Il campionario delle operazioni e dei progetti con i quali si confrontò è talmente vasto e vario da non poter essere riassunto in poche righe.
Così come la pluralità di temi e di approcci che influenzarono tutta la sua produzione trovando sempre il modo e la forma di rinnovarsi attraverso esperienze teatrali, laboratoriali e autoriali destinate a lasciare un segno profondissimo nei suoi contemporanei e ad esercitare un'influenza prorompente anche su molte altre opere e correnti.
Uno degli aspetti più interessanti del lavoro di Carmelo Bene, che sembra costituire una sorta di filo conduttore fra quasi tutte le sue performance, è il ruolo che riveste la musica all'interno della sua produzione e il rapporto che lui stesso, come interprete, intrattiene con essa.
Impossibile non rendersi conto che si tratti di un legame profondo, che Bene ebbe sempre interesse e cura a valorizzare e a utilizzare non come mero accompagnamento, ma come veicolo espressivo integrante e complementare alla maggior parte dei suoi lavori.

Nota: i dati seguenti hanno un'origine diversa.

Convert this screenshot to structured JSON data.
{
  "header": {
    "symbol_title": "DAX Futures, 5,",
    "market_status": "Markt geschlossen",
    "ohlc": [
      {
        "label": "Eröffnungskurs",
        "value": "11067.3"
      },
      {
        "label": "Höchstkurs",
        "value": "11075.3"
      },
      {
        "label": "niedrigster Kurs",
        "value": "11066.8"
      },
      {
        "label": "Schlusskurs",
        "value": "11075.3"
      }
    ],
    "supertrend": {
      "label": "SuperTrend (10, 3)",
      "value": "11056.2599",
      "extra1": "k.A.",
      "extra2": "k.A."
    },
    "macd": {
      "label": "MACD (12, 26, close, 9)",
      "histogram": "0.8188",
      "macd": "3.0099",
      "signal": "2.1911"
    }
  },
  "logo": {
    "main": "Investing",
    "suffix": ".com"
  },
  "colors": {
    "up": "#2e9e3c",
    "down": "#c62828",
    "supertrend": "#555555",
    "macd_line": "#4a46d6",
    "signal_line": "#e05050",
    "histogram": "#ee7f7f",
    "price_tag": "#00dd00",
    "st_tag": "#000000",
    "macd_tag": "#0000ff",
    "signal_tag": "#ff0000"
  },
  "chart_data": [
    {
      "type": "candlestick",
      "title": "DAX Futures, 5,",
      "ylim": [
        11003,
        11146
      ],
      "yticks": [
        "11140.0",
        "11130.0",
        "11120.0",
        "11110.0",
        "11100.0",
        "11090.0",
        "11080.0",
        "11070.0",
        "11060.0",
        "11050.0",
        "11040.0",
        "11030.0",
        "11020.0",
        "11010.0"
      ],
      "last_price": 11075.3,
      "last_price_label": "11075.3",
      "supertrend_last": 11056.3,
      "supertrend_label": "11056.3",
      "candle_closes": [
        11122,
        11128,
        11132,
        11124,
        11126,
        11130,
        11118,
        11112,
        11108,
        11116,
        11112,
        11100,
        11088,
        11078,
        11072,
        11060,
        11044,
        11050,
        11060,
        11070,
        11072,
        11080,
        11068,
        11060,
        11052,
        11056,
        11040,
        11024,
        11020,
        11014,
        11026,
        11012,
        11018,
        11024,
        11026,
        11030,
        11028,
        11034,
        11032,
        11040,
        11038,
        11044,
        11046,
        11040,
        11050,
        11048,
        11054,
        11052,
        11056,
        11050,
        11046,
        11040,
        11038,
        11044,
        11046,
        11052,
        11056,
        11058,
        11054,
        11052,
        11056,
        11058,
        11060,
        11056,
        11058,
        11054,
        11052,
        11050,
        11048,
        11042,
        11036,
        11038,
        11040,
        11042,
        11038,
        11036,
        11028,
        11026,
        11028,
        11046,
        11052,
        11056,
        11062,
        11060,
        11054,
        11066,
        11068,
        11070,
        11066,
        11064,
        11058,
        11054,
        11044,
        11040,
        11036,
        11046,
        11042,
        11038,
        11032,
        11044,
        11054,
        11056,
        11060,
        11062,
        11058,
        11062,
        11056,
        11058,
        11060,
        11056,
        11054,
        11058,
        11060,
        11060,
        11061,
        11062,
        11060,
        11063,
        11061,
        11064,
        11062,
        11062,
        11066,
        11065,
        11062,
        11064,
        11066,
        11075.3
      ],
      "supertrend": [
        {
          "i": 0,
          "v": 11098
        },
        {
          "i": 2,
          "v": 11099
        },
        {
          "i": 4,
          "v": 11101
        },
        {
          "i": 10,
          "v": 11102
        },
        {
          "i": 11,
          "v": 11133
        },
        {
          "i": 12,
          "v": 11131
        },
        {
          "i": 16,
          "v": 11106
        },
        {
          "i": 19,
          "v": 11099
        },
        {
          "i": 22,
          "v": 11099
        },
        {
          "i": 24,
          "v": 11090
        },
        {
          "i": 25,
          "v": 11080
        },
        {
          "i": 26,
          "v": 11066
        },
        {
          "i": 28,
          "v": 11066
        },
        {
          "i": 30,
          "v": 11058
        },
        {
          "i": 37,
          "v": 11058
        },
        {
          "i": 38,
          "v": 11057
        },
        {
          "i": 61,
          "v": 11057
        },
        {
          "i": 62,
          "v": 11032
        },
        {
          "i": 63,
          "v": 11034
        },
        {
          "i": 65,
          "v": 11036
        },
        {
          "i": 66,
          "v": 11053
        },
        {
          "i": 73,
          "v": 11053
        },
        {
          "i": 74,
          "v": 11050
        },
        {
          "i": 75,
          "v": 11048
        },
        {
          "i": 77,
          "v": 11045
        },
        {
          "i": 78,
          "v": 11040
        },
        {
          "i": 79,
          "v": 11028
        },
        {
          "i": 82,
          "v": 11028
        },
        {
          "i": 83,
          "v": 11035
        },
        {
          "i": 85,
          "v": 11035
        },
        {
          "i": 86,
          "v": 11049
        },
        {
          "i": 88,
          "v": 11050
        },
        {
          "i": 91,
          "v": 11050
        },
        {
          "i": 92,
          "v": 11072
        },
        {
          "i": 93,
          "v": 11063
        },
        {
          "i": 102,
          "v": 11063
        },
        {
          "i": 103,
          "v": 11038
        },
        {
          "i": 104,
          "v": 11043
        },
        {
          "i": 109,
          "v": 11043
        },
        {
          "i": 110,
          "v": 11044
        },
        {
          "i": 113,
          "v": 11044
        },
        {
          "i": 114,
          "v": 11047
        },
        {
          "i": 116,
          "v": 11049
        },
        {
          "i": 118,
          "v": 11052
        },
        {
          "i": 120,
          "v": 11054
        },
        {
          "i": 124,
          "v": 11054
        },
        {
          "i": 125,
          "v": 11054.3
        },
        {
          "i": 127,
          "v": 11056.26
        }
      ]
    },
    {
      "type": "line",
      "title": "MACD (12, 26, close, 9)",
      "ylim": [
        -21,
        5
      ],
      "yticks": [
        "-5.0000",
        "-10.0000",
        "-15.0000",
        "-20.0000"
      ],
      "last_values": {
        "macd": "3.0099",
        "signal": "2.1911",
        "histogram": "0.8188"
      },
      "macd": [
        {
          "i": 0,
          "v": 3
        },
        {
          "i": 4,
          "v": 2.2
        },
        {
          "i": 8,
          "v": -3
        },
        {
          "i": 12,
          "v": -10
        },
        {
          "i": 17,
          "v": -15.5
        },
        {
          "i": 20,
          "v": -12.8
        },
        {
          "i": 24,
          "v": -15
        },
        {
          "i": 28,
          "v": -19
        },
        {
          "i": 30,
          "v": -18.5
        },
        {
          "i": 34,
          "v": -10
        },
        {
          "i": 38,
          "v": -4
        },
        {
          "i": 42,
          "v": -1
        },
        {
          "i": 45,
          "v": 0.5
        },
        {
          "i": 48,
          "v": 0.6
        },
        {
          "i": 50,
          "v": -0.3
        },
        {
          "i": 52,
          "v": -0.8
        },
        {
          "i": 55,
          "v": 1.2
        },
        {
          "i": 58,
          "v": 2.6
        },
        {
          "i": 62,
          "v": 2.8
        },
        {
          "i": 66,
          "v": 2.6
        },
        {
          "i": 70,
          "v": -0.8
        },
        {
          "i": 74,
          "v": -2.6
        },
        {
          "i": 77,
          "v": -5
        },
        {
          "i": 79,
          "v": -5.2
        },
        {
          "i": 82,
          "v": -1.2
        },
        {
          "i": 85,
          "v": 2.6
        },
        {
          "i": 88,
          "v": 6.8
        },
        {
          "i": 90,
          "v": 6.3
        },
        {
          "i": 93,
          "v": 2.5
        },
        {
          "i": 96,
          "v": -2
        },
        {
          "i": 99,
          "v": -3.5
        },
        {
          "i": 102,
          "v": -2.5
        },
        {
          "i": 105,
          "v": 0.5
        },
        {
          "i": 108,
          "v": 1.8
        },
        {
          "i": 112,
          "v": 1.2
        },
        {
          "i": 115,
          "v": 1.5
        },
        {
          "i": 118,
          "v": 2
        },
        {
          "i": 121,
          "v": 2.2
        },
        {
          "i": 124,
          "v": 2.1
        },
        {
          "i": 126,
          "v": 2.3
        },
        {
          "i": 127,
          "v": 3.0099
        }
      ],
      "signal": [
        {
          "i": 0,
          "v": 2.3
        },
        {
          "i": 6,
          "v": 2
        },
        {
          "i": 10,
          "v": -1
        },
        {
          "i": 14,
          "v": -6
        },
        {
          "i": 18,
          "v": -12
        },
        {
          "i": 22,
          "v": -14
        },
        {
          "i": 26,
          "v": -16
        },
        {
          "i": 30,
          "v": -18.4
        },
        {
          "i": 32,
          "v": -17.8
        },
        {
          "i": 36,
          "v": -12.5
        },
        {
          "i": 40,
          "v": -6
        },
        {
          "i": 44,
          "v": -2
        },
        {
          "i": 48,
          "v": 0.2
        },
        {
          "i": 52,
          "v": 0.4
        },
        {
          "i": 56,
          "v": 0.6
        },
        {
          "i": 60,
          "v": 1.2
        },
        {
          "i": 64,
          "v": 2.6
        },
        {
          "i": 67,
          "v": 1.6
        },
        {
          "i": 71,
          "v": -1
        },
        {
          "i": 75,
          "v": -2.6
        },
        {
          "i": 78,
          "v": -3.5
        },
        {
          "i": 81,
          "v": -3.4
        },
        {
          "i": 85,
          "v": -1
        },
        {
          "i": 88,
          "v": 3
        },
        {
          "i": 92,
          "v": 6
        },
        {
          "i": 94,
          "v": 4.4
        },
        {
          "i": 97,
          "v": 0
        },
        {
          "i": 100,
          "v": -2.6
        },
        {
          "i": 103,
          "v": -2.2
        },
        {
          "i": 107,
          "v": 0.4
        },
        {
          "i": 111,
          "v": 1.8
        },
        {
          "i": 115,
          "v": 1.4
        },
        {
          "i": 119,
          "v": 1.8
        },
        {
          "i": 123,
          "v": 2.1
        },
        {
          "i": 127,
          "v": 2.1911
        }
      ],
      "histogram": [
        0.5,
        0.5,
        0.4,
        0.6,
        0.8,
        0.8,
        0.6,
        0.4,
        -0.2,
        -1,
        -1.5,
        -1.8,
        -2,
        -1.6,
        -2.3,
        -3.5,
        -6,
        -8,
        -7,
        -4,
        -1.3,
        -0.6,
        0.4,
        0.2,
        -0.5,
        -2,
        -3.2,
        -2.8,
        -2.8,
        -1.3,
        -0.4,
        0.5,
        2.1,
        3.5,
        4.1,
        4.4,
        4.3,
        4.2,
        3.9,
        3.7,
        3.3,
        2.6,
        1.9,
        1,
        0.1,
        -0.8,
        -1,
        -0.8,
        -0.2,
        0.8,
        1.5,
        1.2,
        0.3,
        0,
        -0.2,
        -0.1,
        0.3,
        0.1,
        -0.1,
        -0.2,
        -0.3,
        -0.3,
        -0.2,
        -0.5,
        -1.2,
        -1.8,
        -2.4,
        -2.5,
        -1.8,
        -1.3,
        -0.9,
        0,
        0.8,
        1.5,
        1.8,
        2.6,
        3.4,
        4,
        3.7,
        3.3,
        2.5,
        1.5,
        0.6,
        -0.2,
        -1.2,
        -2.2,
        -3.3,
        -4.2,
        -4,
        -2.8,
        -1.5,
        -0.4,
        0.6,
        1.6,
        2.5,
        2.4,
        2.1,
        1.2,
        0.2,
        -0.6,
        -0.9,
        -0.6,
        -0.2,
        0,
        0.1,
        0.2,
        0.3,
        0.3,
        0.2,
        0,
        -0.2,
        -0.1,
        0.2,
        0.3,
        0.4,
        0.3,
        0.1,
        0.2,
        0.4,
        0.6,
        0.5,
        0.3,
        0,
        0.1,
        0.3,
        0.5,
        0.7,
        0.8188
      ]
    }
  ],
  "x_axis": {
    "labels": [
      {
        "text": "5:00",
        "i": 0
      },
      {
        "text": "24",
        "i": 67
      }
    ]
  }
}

Nelle fasi artisticamente più mature della sua carriera sperimentò persino alcune rilevanti incursioni "concertistiche", che trovarono il proprio apice nel poema sinfonico Manfred.
La produzione, portata in scena per la prima volta nel 1980, era costituita da una performance teatrale di Carmelo Bene su musiche di Robert Schumann. Accompagnata da coro e orchestra dell'Accademia di Santa Cecilia, si tradusse fin dal debutto in un successo unanime di critica e di pubblico.
In questo raro documento, tratto da una speciale puntata monografica andata in onda all'interno del contenitore-documentario Variety, vediamo Carmelo Bene prepararsi all'ingresso in scena e confrontarsi con in teatro con un'orchestra che, come suggestivamente evocato dalle parole della voce narrante, sembra davvero accingersi a sfidarlo. In queste immagini Carmelo Bene ci si presenta come un clown bianco, dal viso fresco di biacca, pronto a fronteggiare i musicisti e il pubblico ancora una volta senza timori né freni, pronto a ribaltare le concezioni statiche e le strutture convenzionali del teatro e del palcoscenico per convertirla in quella che, nelle sue stesse parole, diviene una macchina attoriale di cui intende farsi ancora una volta pienamente interprete, strumento e protagonista.